Nom: Flurin Poltera
Profession/position: M & A Tax/ Private Clients, partenaire chez Deloitte
Famille: marié, deux enfants
Loisirs: le sport (de préférence sur deux roues; surtout à vélo ou, s’il y a un moteur, il faut que ce soit un moteur que l’on puisse bien entendre), la lecture (livres spécialisés – mais si possible sans contenu fiscal, donc quasiment «sans impôts») et la musique (j’écoute presque tout et je joue moi-même de la trompette et du bugle).

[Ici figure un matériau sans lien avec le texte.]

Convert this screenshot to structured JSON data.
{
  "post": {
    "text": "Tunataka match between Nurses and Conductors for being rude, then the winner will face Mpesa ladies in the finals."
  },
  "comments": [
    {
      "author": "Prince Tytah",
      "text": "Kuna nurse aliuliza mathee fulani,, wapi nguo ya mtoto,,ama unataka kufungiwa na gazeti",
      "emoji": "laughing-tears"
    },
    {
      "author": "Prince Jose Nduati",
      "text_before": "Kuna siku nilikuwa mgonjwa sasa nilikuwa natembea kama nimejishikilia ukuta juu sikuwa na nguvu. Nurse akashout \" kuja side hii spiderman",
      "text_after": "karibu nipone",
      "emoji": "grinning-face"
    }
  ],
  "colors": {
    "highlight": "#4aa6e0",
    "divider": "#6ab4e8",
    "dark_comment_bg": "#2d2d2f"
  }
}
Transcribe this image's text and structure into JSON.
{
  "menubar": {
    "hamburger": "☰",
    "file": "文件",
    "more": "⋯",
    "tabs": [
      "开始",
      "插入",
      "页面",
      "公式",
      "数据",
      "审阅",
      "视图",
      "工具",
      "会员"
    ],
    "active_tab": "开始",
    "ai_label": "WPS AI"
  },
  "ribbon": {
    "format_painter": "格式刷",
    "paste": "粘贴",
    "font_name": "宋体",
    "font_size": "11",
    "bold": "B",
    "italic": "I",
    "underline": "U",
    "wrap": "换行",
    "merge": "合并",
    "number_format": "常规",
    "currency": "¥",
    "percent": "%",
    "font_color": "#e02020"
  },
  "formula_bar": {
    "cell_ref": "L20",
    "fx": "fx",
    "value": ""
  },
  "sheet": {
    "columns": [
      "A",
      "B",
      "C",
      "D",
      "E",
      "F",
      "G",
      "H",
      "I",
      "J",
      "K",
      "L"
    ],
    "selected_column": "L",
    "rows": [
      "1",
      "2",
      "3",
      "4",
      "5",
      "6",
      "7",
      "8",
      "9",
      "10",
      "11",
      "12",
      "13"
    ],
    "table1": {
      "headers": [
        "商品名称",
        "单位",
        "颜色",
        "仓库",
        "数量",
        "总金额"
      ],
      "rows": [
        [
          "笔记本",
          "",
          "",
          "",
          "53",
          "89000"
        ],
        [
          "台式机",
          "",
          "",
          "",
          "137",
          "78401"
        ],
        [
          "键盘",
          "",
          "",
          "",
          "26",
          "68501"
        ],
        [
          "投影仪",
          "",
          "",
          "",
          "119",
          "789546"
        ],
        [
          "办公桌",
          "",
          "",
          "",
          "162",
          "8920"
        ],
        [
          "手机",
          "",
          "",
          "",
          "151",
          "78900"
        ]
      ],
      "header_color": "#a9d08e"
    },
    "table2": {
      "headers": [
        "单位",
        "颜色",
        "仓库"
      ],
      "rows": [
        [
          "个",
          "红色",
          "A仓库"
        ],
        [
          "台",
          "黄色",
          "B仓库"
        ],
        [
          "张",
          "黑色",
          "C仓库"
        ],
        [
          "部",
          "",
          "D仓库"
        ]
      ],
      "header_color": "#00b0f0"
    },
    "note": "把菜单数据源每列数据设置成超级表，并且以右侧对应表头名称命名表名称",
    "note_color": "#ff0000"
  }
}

Pourquoi êtes-vous devenu conseiller fiscal? Qu’auriez-vous fait autrement?
Pendant longtemps, je n’avais pas de projet. Mais j’ai trouvé que «avocat» sonnait bien. J’ai donc fait le brevet. Mais comme j’avais embelli mes études en faisant du vélo et en jouant au jass, mes notes n’étaient pas suffisantes pour être embauché par un cabinet renommé. Je cherchais un créneau pour me spécialiser. Après une longue sélection, le droit fiscal est resté. Ce fut un coup de chance. Surtout parce que j’ai eu des mentors formidables: Peter Athanas, Stephan Kuhn, Georg Lutz, Thomas Stenz et Giuseppe Giglio.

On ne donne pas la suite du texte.